Satisfied with a short canoe voyage on the sea, he returned to the river and made his way back to the fort, arriving there in the middle of September. He had thus proved the existence of the sea twenty degrees further west than Hearne had done. Three years afterwards he started on his notable journey to the Pacific at Cape Menzies, facing Princess Royal Island, being the first white man to cross the Rocky Mountains, and, as he had reached Fort Chippewyan by way of Montreal, the first to cross North America above the Gulf of Mexico.

Another of Hearne's Indians accompanied Franklin on his first land journey in 1819, the object of which was to explore the coast between Hearne's farthest and Hudson Bay, thus filling in the gap in which the assumed northern promontory was to be found.

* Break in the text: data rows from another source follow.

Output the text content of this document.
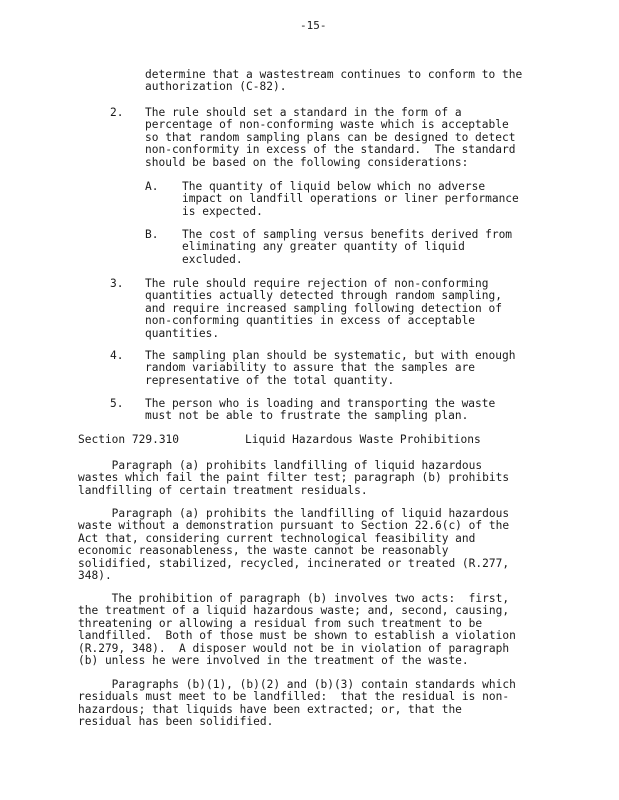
-15-
determine that a wastestream continues to conform to the
authorization (C-82).
2. The rule should set a standard in the form of a
percentage of non-conforming waste which is acceptable
so that random sampling plans can be designed to detect
non-conformity in excess of the standard.  The standard
should be based on the following considerations:
A. The quantity of liquid below which no adverse
impact on landfill operations or liner performance
is expected.
B. The cost of sampling versus benefits derived from
eliminating any greater quantity of liquid
excluded.
3. The rule should require rejection of non-conforming
quantities actually detected through random sampling,
and require increased sampling following detection of
non-conforming quantities in excess of acceptable
quantities.
4. The sampling plan should be systematic, but with enough
random variability to assure that the samples are
representative of the total quantity.
5. The person who is loading and transporting the waste
must not be able to frustrate the sampling plan.
Section 729.310	Liquid Hazardous Waste Prohibitions
Paragraph (a) prohibits landfilling of liquid hazardous
wastes which fail the paint filter test; paragraph (b) prohibits
landfilling of certain treatment residuals.
Paragraph (a) prohibits the landfilling of liquid hazardous
waste without a demonstration pursuant to Section 22.6(c) of the
Act that, considering current technological feasibility and
economic reasonableness, the waste cannot be reasonably
solidified, stabilized, recycled, incinerated or treated (R.277,
348).
The prohibition of paragraph (b) involves two acts:  first,
the treatment of a liquid hazardous waste; and, second, causing,
threatening or allowing a residual from such treatment to be
landfilled.  Both of those must be shown to establish a violation
(R.279, 348).  A disposer would not be in violation of paragraph
(b) unless he were involved in the treatment of the waste.
Paragraphs (b)(1), (b)(2) and (b)(3) contain standards which
residuals must meet to be landfilled:  that the residual is non-
hazardous; that liquids have been extracted; or, that the
residual has been solidified.
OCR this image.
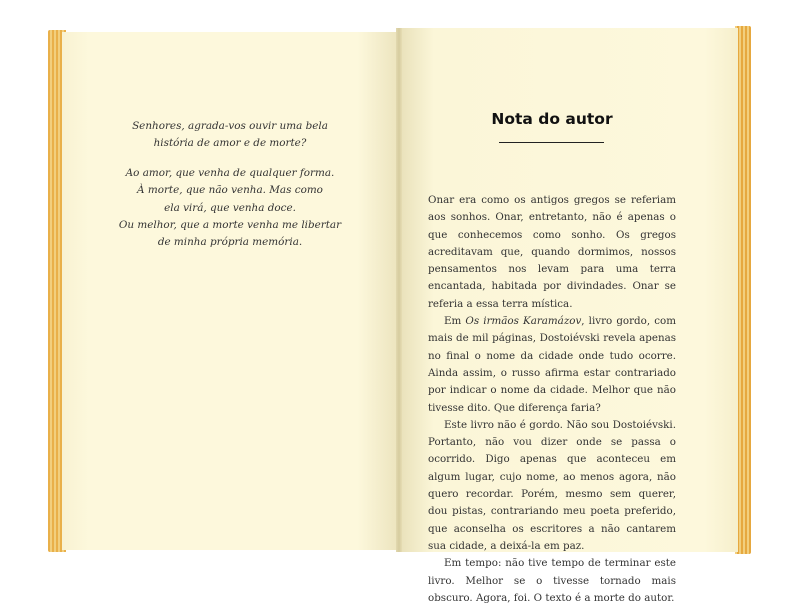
Senhores, agrada-vos ouvir uma bela
história de amor e de morte?

Ao amor, que venha de qualquer forma.
À morte, que não venha. Mas como
ela virá, que venha doce.
Ou melhor, que a morte venha me libertar
de minha própria memória.

Nota do autor

Onar era como os antigos gregos se referiam aos sonhos. Onar, entretanto, não é apenas o que conhecemos como sonho. Os gregos acreditavam que, quando dormimos, nossos pensamentos nos levam para uma terra encantada, habitada por divindades. Onar se referia a essa terra mística.

Em Os irmãos Karamázov, livro gordo, com mais de mil páginas, Dostoiévski revela apenas no final o nome da cidade onde tudo ocorre. Ainda assim, o russo afirma estar contrariado por indicar o nome da cidade. Melhor que não tivesse dito. Que diferença faria?

Este livro não é gordo. Não sou Dostoiévski. Portanto, não vou dizer onde se passa o ocorrido. Digo apenas que aconteceu em algum lugar, cujo nome, ao menos agora, não quero recordar. Porém, mesmo sem querer, dou pistas, contrariando meu poeta preferido, que aconselha os escritores a não cantarem sua cidade, a deixá-la em paz.

Em tempo: não tive tempo de terminar este livro. Melhor se o tivesse tornado mais obscuro. Agora, foi. O texto é a morte do autor.
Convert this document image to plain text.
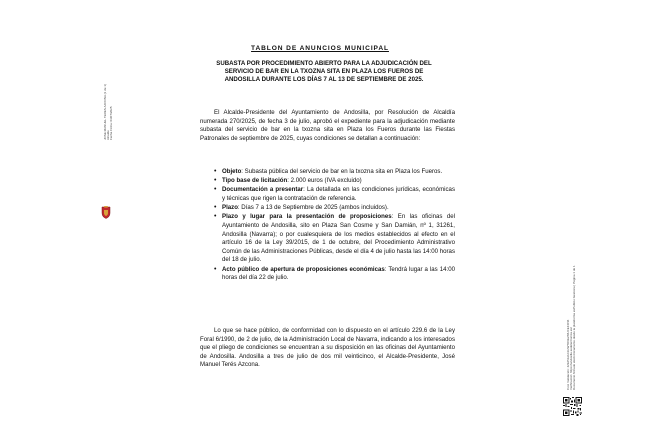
JOSE MANUEL TERES AZCONA (1 de 1) Alcalde Fecha Firma: 03/07/2025
TABLON DE ANUNCIOS MUNICIPAL
SUBASTA POR PROCEDIMIENTO ABIERTO PARA LA ADJUDICACIÓN DEL
SERVICIO DE BAR EN LA TXOZNA SITA EN PLAZA LOS FUEROS DE
ANDOSILLA DURANTE LOS DÍAS 7 AL 13 DE SEPTIEMBRE DE 2025.

El Alcalde-Presidente del Ayuntamiento de Andosilla, por Resolución de Alcaldía numerada 270/2025, de fecha 3 de julio, aprobó el expediente para la adjudicación mediante subasta del servicio de bar en la txozna sita en Plaza los Fueros durante las Fiestas Patronales de septiembre de 2025, cuyas condiciones se detallan a continuación:

• Objeto: Subasta pública del servicio de bar en la txozna sita en Plaza los Fueros.
• Tipo base de licitación: 2.000 euros (IVA excluido)
• Documentación a presentar: La detallada en las condiciones jurídicas, económicas y técnicas que rigen la contratación de referencia.
• Plazo: Días 7 a 13 de Septiembre de 2025 (ambos incluidos).
• Plazo y lugar para la presentación de proposiciones: En las oficinas del Ayuntamiento de Andosilla, sito en Plaza San Cosme y San Damián, nº 1, 31261, Andosilla (Navarra); o por cualesquiera de los medios establecidos al efecto en el artículo 16 de la Ley 39/2015, de 1 de octubre, del Procedimiento Administrativo Común de las Administraciones Públicas, desde el día 4 de julio hasta las 14:00 horas del 18 de julio.
• Acto público de apertura de proposiciones económicas: Tendrá lugar a las 14:00 horas del día 22 de julio.

Lo que se hace público, de conformidad con lo dispuesto en el artículo 229.6 de la Ley Foral 6/1990, de 2 de julio, de la Administración Local de Navarra, indicando a los interesados que el pliego de condiciones se encuentran a su disposición en las oficinas del Ayuntamiento de Andosilla. Andosilla a tres de julio de dos mil veinticinco, el Alcalde-Presidente, José Manuel Terés Azcona.	Cód. Validación: 4ZEP3HAXJHWTD6E2S5JXEFZN6 Verificación: https://andosilla.sedelectronica.es/ Documento firmado electrónicamente desde la plataforma esPublico Gestiona | Página 1 de 1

Franklin, who was sent out by the British Government, had with him, as surgeon and naturalist, Dr., afterwards Sir, John Richardson, to whom as a boy Robert Burns had lent Spenser's Faerie Queene, a naval surgeon with a distinguished record, who while on half-pay had studied botany and mineralogy at Edinburgh. Like another member of the expedition, George Back, who had been with Franklin in the Trent and Dorothea voyage, he was destined to gain a great reputation among Arctic explorers. With Back was another midshipman, Robert Hood, whose fate it was to be murdered by an Iroquois half-breed who, through want of food, betook himself to cannibalism.

Landing at York Factory, in Hudson Bay, after an exciting voyage, on the 30th of August, Franklin, disregarding local advice, pushed on across the continent during the winter, arriving at Fort Chippewyan on the 26th of March, the losses and trying experiences of the long journey being mainly due to the rigours of the climate at that time of year; and thence, in July, the party followed Mackenzie's route to Fort Providence on Great Slave Lake. Here they were joined by Mr. Wentzel, of the North West Company.

Starting for the north on the 2nd of August in four canoes, they were joined next day at the mouth of the Yellow Knife by a band of Indians, under a chief named Akaitcho, in seventeen canoes. The Indians were to guide the party and supply them with food by hunting and fishing on the way, but game and fish proved scarce—and scarcer owing to the poorness of the Indian marksmanship—provisions were short and portages long, so that the journey, which soon led across a series of lakes, was pursued under toilsome and hazardous conditions until it ended at Winter Lake in 64° 30´, where it became necessary to winter in a log house built by Wentzel, and named Fort Enterprise. The site was delightful: a hillside amid trees three feet in diameter at the roots, the view in front bounded at a distance of three miles by round-backed hills, to the eastward and westward the Winter and Roundrock Lakes connected by the Winter River, its banks clothed with pines and ornamented with a profusion of mosses, lichens, and shrubs.

WINTER TRAVELLING ON THE GREAT SLAVE LAKE

In a few weeks, however, the weather became so severe that, according to Franklin, the trees froze to their very centres and became as hard as stones, on which some of the axes were broken daily, until but one was left. And though at first the reindeer appeared in numbers, their visits lasted only for a short time, and the party, short of tobacco for the Canadian voyageurs and of ammunition for the Indians, had so poor an outlook that it became necessary to accept Back's proposal to return to the forts and bring on supplies which had not been forwarded as promised; the failure being due to the journey, unlike the successful ventures of Hearne and Mackenzie, being pushed on regardless of climatal conditions, and, in some degree, to the rivalry between the two fur companies which were amalgamated while the expedition was in progress.